Nel suo “L’arte di amare”, Fromm critica l’esperienza come forma primaria di apprendimento dell’arte di amare ed esalta, invece, la fermezza, la capacità di scelta individuale (che si sostanzia nel sapere dire di “no”).

Tuttavia, in questi casi, l’esperienza è il punto di partenza del pensiero critico.

Sono d’accordo con lui quando, invece, predica il sapersi amare come l’inizio della maturità sentimentale.

In prima battuta egli sostiene che: “paradossalmente, la capacità di stare soli è la condizione prima per la capacità d’amare“.

In seconda, invece, afferma che: “solo colui che ha fede in se stesso è in grado di essere fedele agli altri”.

Ed in ultimo arriva a concludere che: “Se un individuo è capace di amare in modo produttivo, ama anche se stesso; se può amare solo gli altri, non può amare completamente”.

Se ci si ama per davvero, si capisce che per ricominciare a dare e, dunque per amare di nuovo, è necessario voltare pagina.

Uso l’espressione “voltare pagina” tutt’altro che a caso.
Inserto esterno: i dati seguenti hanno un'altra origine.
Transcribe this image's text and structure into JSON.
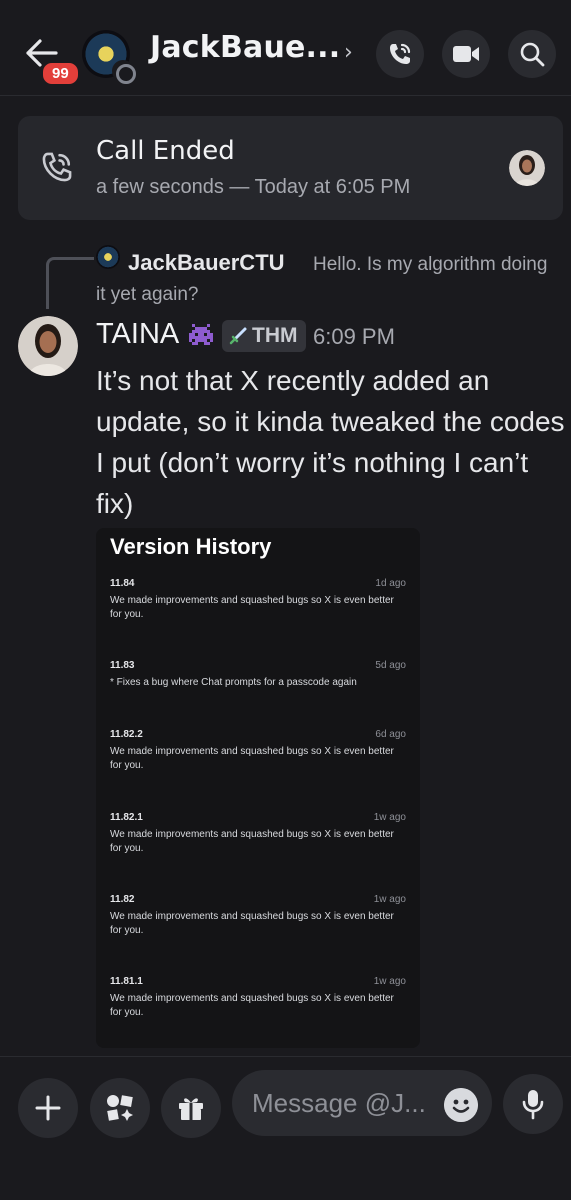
{
  "header": {
    "unread_badge": "99",
    "title": "JackBaue...",
    "chevron": "›",
    "icons": [
      "back-arrow-icon",
      "voice-call-icon",
      "video-call-icon",
      "search-icon"
    ]
  },
  "call_card": {
    "title": "Call Ended",
    "subtitle": "a few seconds — Today at 6:05 PM"
  },
  "reply": {
    "author": "JackBauerCTU",
    "text_line1": "Hello.  Is my algorithm doing",
    "text_line2": "it yet again?"
  },
  "message": {
    "author": "TAINA",
    "tag": "THM",
    "time": "6:09 PM",
    "body": "It’s not that X recently added an update, so it kinda tweaked the codes I put (don’t worry it’s nothing I can’t fix)"
  },
  "attachment": {
    "title": "Version History",
    "entries": [
      {
        "version": "11.84",
        "ago": "1d ago",
        "note": "We made improvements and squashed bugs so X is even better for you."
      },
      {
        "version": "11.83",
        "ago": "5d ago",
        "note": "* Fixes a bug where Chat prompts for a passcode again"
      },
      {
        "version": "11.82.2",
        "ago": "6d ago",
        "note": "We made improvements and squashed bugs so X is even better for you."
      },
      {
        "version": "11.82.1",
        "ago": "1w ago",
        "note": "We made improvements and squashed bugs so X is even better for you."
      },
      {
        "version": "11.82",
        "ago": "1w ago",
        "note": "We made improvements and squashed bugs so X is even better for you."
      },
      {
        "version": "11.81.1",
        "ago": "1w ago",
        "note": "We made improvements and squashed bugs so X is even better for you."
      }
    ]
  },
  "composer": {
    "placeholder": "Message @J..."
  },
  "colors": {
    "background": "#1a1a1e",
    "card": "#26272c",
    "badge": "#e23f3a",
    "muted_text": "#a7a9b0"
  }
}
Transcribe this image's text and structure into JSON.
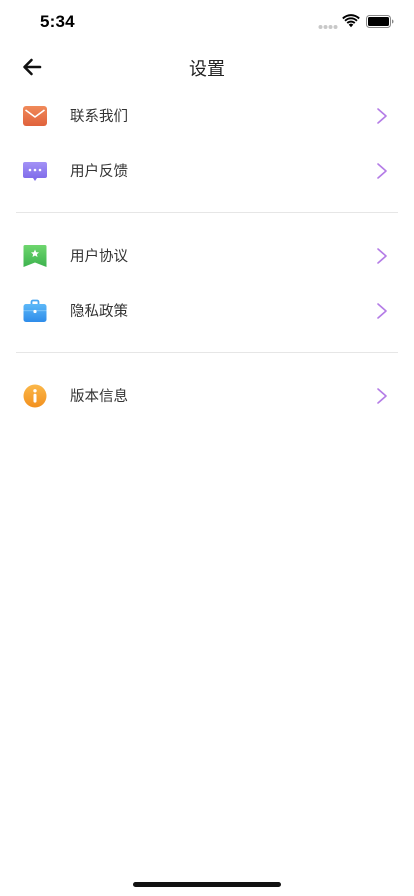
{
  "status_bar": {
    "time": "5:34"
  },
  "nav": {
    "title": "设置"
  },
  "sections": [
    {
      "items": [
        {
          "label": "联系我们",
          "icon": "mail-icon",
          "color": "#E8734A"
        },
        {
          "label": "用户反馈",
          "icon": "feedback-icon",
          "color": "#8C7BF0"
        }
      ]
    },
    {
      "items": [
        {
          "label": "用户协议",
          "icon": "agreement-icon",
          "color": "#4CC35A"
        },
        {
          "label": "隐私政策",
          "icon": "privacy-icon",
          "color": "#3A9DF0"
        }
      ]
    },
    {
      "items": [
        {
          "label": "版本信息",
          "icon": "info-icon",
          "color": "#F5A030"
        }
      ]
    }
  ],
  "accent_color": "#B47CE6"
}
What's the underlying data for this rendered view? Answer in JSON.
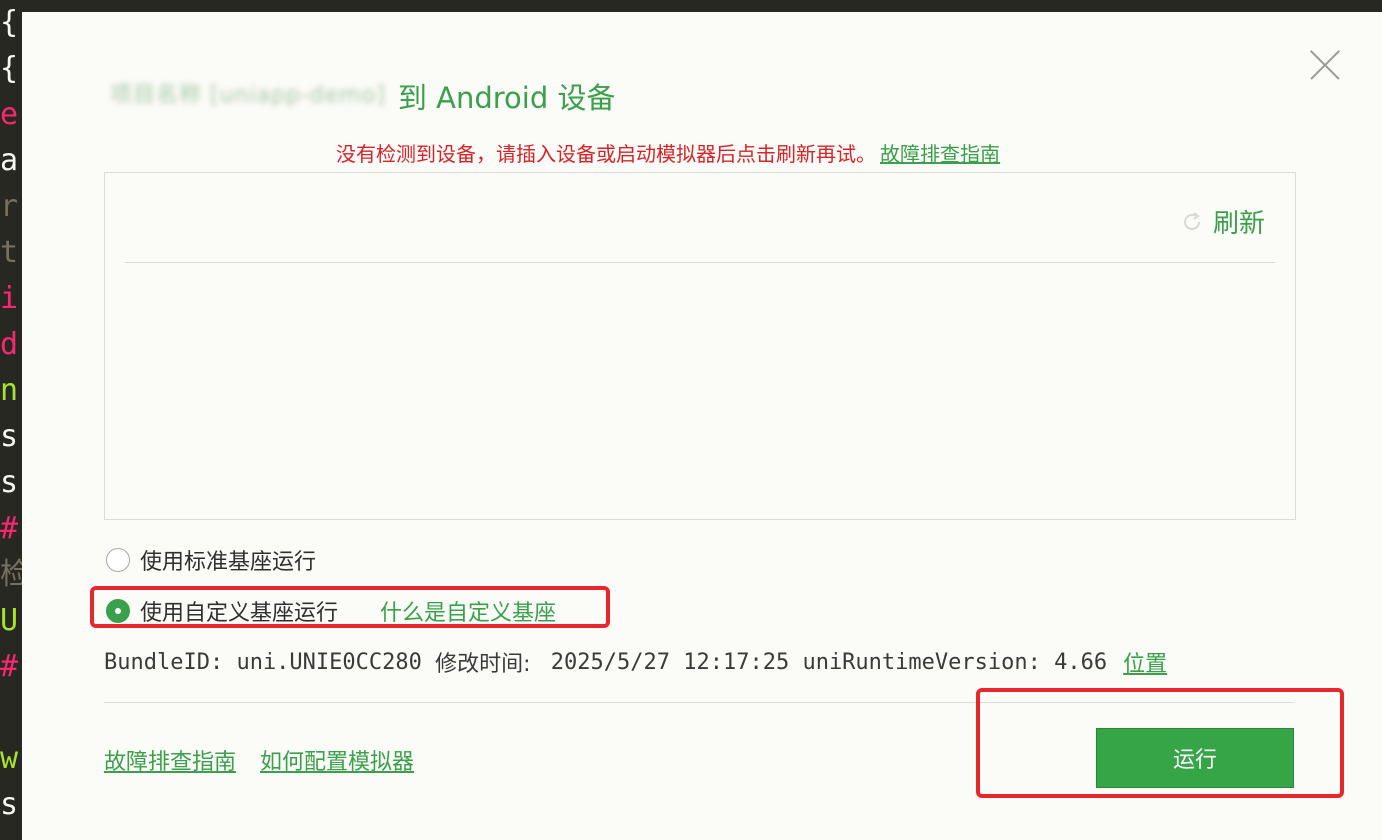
{
  "background_code": {
    "chars": [
      "{",
      "{",
      "e",
      "a",
      "r",
      "t",
      "i",
      "d",
      "n",
      "s",
      "s",
      "#",
      "检",
      "U",
      "#",
      "",
      "w",
      "s"
    ],
    "colors": [
      "#f8f8f2",
      "#f8f8f2",
      "#f92672",
      "#f8f8f2",
      "#75715e",
      "#75715e",
      "#f92672",
      "#f92672",
      "#a6e22e",
      "#f8f8f2",
      "#f8f8f2",
      "#f92672",
      "#75715e",
      "#a6e22e",
      "#f92672",
      "#f8f8f2",
      "#a6e22e",
      "#f8f8f2"
    ]
  },
  "dialog": {
    "title": {
      "project_name_blurred": "项目名称 [uniapp-demo]",
      "text": "到 Android 设备"
    },
    "notice": {
      "text": "没有检测到设备，请插入设备或启动模拟器后点击刷新再试。",
      "link": "故障排查指南"
    },
    "device_panel": {
      "refresh_label": "刷新",
      "refresh_icon": "refresh-icon"
    },
    "options": {
      "standard": {
        "label": "使用标准基座运行",
        "selected": false
      },
      "custom": {
        "label": "使用自定义基座运行",
        "selected": true,
        "help_link": "什么是自定义基座"
      }
    },
    "info": {
      "bundle_label": "BundleID: uni.UNIE0CC280 ",
      "modified_label": "修改时间: ",
      "modified_value": " 2025/5/27 12:17:25 uniRuntimeVersion: 4.66",
      "location_link": "位置"
    },
    "footer": {
      "links": [
        "故障排查指南",
        "如何配置模拟器"
      ],
      "run_button": "运行"
    }
  },
  "colors": {
    "accent": "#3aa04b",
    "error": "#d6242a",
    "highlight_box": "#e8262e",
    "run_button": "#35a547"
  }
}
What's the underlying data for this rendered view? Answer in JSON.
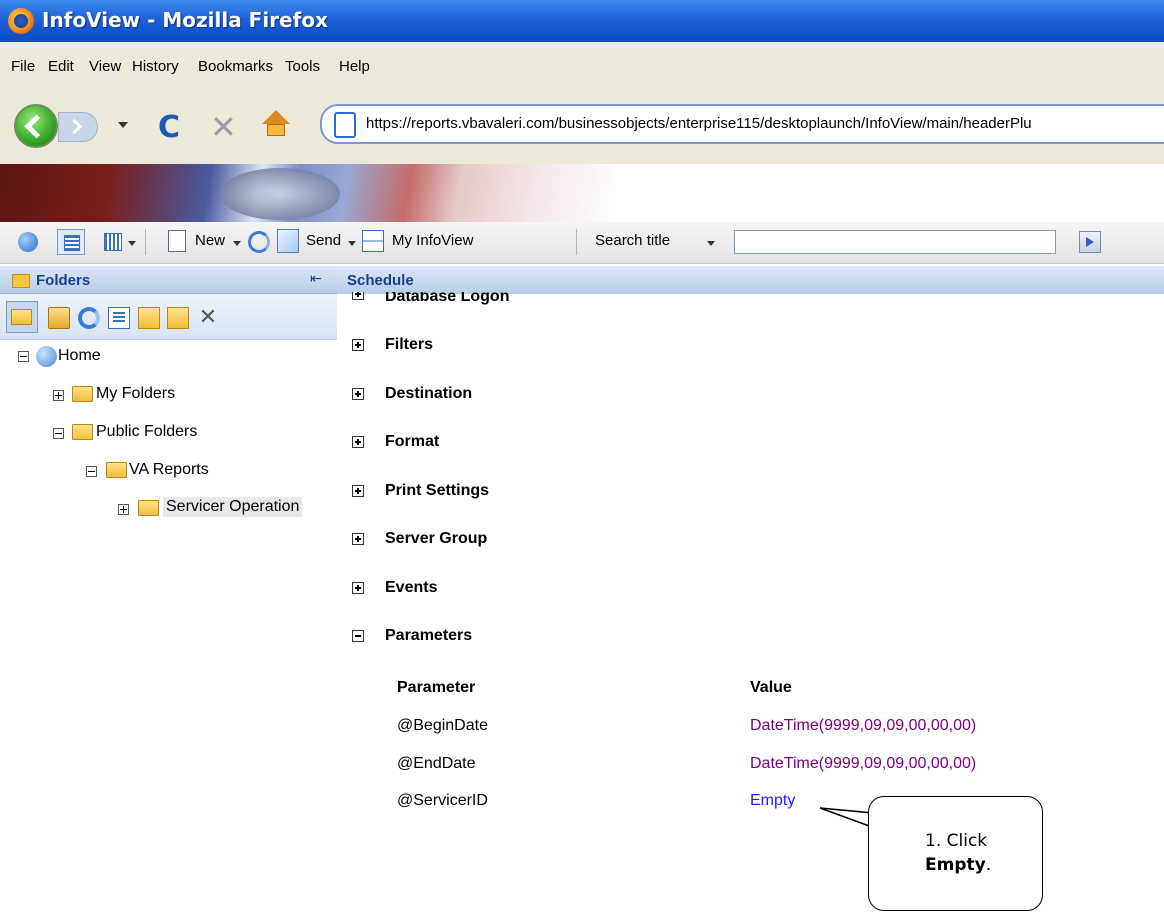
{
  "window": {
    "title": "InfoView - Mozilla Firefox"
  },
  "menu": {
    "items": [
      "File",
      "Edit",
      "View",
      "History",
      "Bookmarks",
      "Tools",
      "Help"
    ]
  },
  "nav": {
    "url": "https://reports.vbavaleri.com/businessobjects/enterprise115/desktoplaunch/InfoView/main/headerPlu"
  },
  "toolbar": {
    "new_label": "New",
    "send_label": "Send",
    "myinfoview_label": "My InfoView",
    "search_scope_label": "Search title",
    "search_value": ""
  },
  "left_panel": {
    "title": "Folders",
    "tree": {
      "home": "Home",
      "my_folders": "My Folders",
      "public_folders": "Public Folders",
      "va_reports": "VA Reports",
      "servicer_operation": "Servicer Operation"
    }
  },
  "right_panel": {
    "title": "Schedule",
    "partial_section": "Database Logon",
    "sections": [
      "Filters",
      "Destination",
      "Format",
      "Print Settings",
      "Server Group",
      "Events",
      "Parameters"
    ],
    "parameters": {
      "col_parameter": "Parameter",
      "col_value": "Value",
      "rows": [
        {
          "name": "@BeginDate",
          "value": "DateTime(9999,09,09,00,00,00)"
        },
        {
          "name": "@EndDate",
          "value": "DateTime(9999,09,09,00,00,00)"
        },
        {
          "name": "@ServicerID",
          "value": "Empty"
        }
      ]
    }
  },
  "callout": {
    "line1": "1. Click",
    "line2_bold": "Empty",
    "line2_suffix": "."
  }
}
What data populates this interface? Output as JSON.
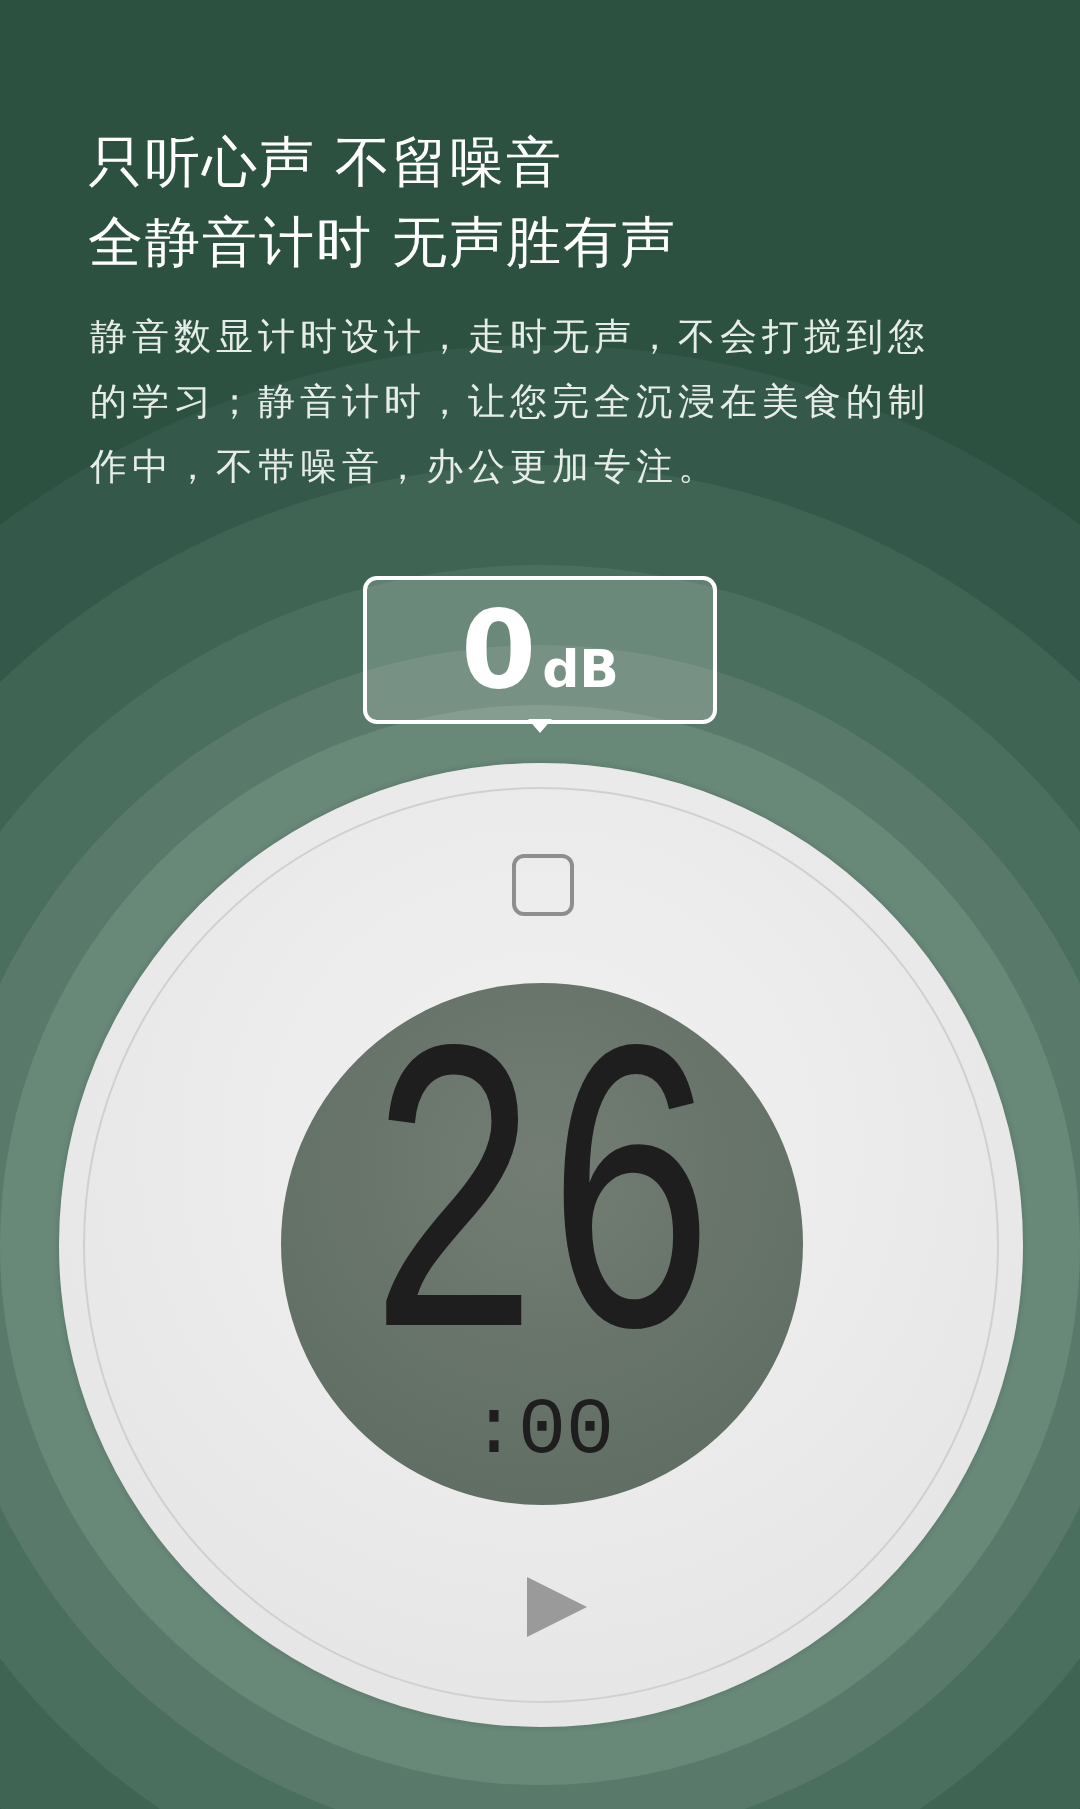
{
  "headline": [
    "只听心声 不留噪音",
    "全静音计时 无声胜有声"
  ],
  "description": "静音数显计时设计，走时无声，不会打搅到您的学习；静音计时，让您完全沉浸在美食的制作中，不带噪音，办公更加专注。",
  "badge": {
    "value": "0",
    "unit": "dB"
  },
  "display": {
    "minutes": "26",
    "seconds": ":00"
  }
}
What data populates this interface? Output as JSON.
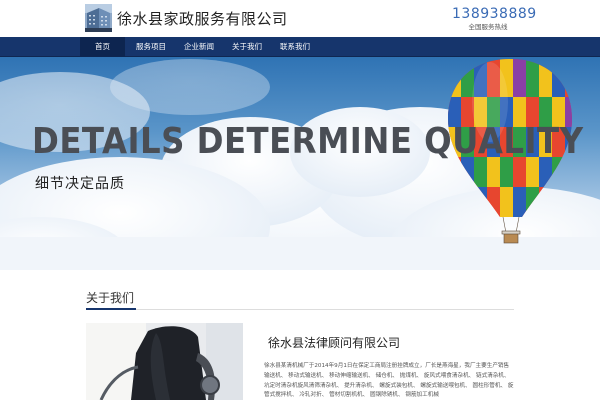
{
  "header": {
    "title": "徐水县家政服务有限公司",
    "hotline_number": "138938889",
    "hotline_label": "全国服务热线"
  },
  "nav": {
    "items": [
      {
        "label": "首页",
        "active": true
      },
      {
        "label": "服务项目",
        "active": false
      },
      {
        "label": "企业新闻",
        "active": false
      },
      {
        "label": "关于我们",
        "active": false
      },
      {
        "label": "联系我们",
        "active": false
      }
    ]
  },
  "banner": {
    "headline": "DETAILS DETERMINE QUALITY",
    "subheadline": "细节决定品质"
  },
  "about": {
    "section_title": "关于我们",
    "company_name": "徐水县法律顾问有限公司",
    "description": "徐水县某清机械厂于2014年9月1日在保定工商局注册挂牌成立，厂长是燕海星，我厂主要生产销售 输送机、 移动式输送机、 移动伸缩输送机、 储仓机、 抛煤机、 旋风式喂食清杂机、 链式清杂机、 坑定时清杂机旋风清筛清杂机、 提升清杂机、 螺旋式装包机、 螺旋式输送喂包机、 圆柱形管机、 旋管式搅拌机、 冷轧对折、 管材切割机机、 圆钢除锈机、 钢筋加工机械"
  },
  "colors": {
    "nav_bg": "#16356c",
    "accent_blue": "#3a6bb5"
  }
}
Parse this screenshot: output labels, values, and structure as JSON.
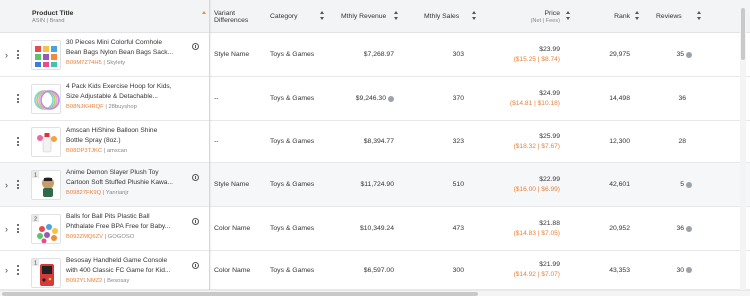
{
  "header": {
    "product_title": "Product Title",
    "product_title_sub": "ASIN | Brand",
    "variant_line1": "Variant",
    "variant_line2": "Differences",
    "category": "Category",
    "revenue": "Mthly Revenue",
    "sales": "Mthly Sales",
    "price": "Price",
    "price_sub": "(Net | Fees)",
    "rank": "Rank",
    "reviews": "Reviews"
  },
  "rows": [
    {
      "expand": "›",
      "title_line1": "30 Pieces Mini Colorful Cornhole",
      "title_line2": "Bean Bags Nylon Bean Bags Sack...",
      "asin": "B09M7Z74H5",
      "sep": " | ",
      "brand": "Skylety",
      "variant": "Style Name",
      "category": "Toys & Games",
      "revenue": "$7,268.97",
      "sales": "303",
      "price": "$23.99",
      "fees": "($15.25 | $8.74)",
      "rank": "29,975",
      "reviews": "35",
      "highlight": false
    },
    {
      "expand": "",
      "title_line1": "4 Pack Kids Exercise Hoop for Kids,",
      "title_line2": "Size Adjustable & Detachable...",
      "asin": "B08NJKHRQF",
      "sep": " | ",
      "brand": "28buyshop",
      "variant": "--",
      "category": "Toys & Games",
      "revenue": "$9,246.30",
      "sales": "370",
      "price": "$24.99",
      "fees": "($14.81 | $10.18)",
      "rank": "14,498",
      "reviews": "36",
      "highlight": false
    },
    {
      "expand": "",
      "title_line1": "Amscan HiShine Balloon Shine",
      "title_line2": "Bottle Spray (8oz.)",
      "asin": "B08DP3TJKC",
      "sep": " | ",
      "brand": "amscan",
      "variant": "--",
      "category": "Toys & Games",
      "revenue": "$8,394.77",
      "sales": "323",
      "price": "$25.99",
      "fees": "($18.32 | $7.67)",
      "rank": "12,300",
      "reviews": "28",
      "highlight": false
    },
    {
      "expand": "›",
      "badge": "1",
      "title_line1": "Anime Demon Slayer Plush Toy",
      "title_line2": "Cartoon Soft Stuffed Plushie Kawa...",
      "asin": "B09827FK9Q",
      "sep": " | ",
      "brand": "Yanrianjr",
      "variant": "Style Name",
      "category": "Toys & Games",
      "revenue": "$11,724.90",
      "sales": "510",
      "price": "$22.99",
      "fees": "($16.00 | $6.99)",
      "rank": "42,601",
      "reviews": "5",
      "highlight": true
    },
    {
      "expand": "›",
      "badge": "2",
      "title_line1": "Balls for Ball Pits Plastic Ball",
      "title_line2": "Phthalate Free BPA Free for Baby...",
      "asin": "B092ZMQ6ZV",
      "sep": " | ",
      "brand": "GOGOSO",
      "variant": "Color Name",
      "category": "Toys & Games",
      "revenue": "$10,349.24",
      "sales": "473",
      "price": "$21.88",
      "fees": "($14.83 | $7.05)",
      "rank": "20,952",
      "reviews": "36",
      "highlight": false
    },
    {
      "expand": "›",
      "badge": "1",
      "title_line1": "Besosay Handheld Game Console",
      "title_line2": "with 400 Classic FC Game for Kid...",
      "asin": "B092YLNMZ2",
      "sep": " | ",
      "brand": "Besosay",
      "variant": "Color Name",
      "category": "Toys & Games",
      "revenue": "$6,597.00",
      "sales": "300",
      "price": "$21.99",
      "fees": "($14.92 | $7.07)",
      "rank": "43,353",
      "reviews": "30",
      "highlight": false
    }
  ],
  "colors": {
    "accent_orange": "#e8823a",
    "header_bg": "#f3f4f6"
  }
}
Lo faccio perché ritengo che dimenticare un’esperienza simile sia semplicemente impossibile.

Non potremmo strappare le pagine di un tale libro perché sarebbe come imporre un taglio offensivo alla vita stessa. Il ricordo è sempre necessario.

Una buona dose di realtà è, però, così come il ricordo, necessaria alla vita. Forse più che necessaria, direi determinante.

E tutto questo parte dal comprendere che il ricordo, rispetto a un sentimento di questo genere, è troppo spesso frutto del nostro solo artificio. E’ un sogno in cui ci rifugiamo, che non tiene conto di ciò che l’altro vede in noi e che ci fa dimenticare del presente.

Una buona dose di realtà, allora, ci aiuterà a capire chi e cosa, in questo ricordo, non è artificioso e, dunque, debba essere conservato.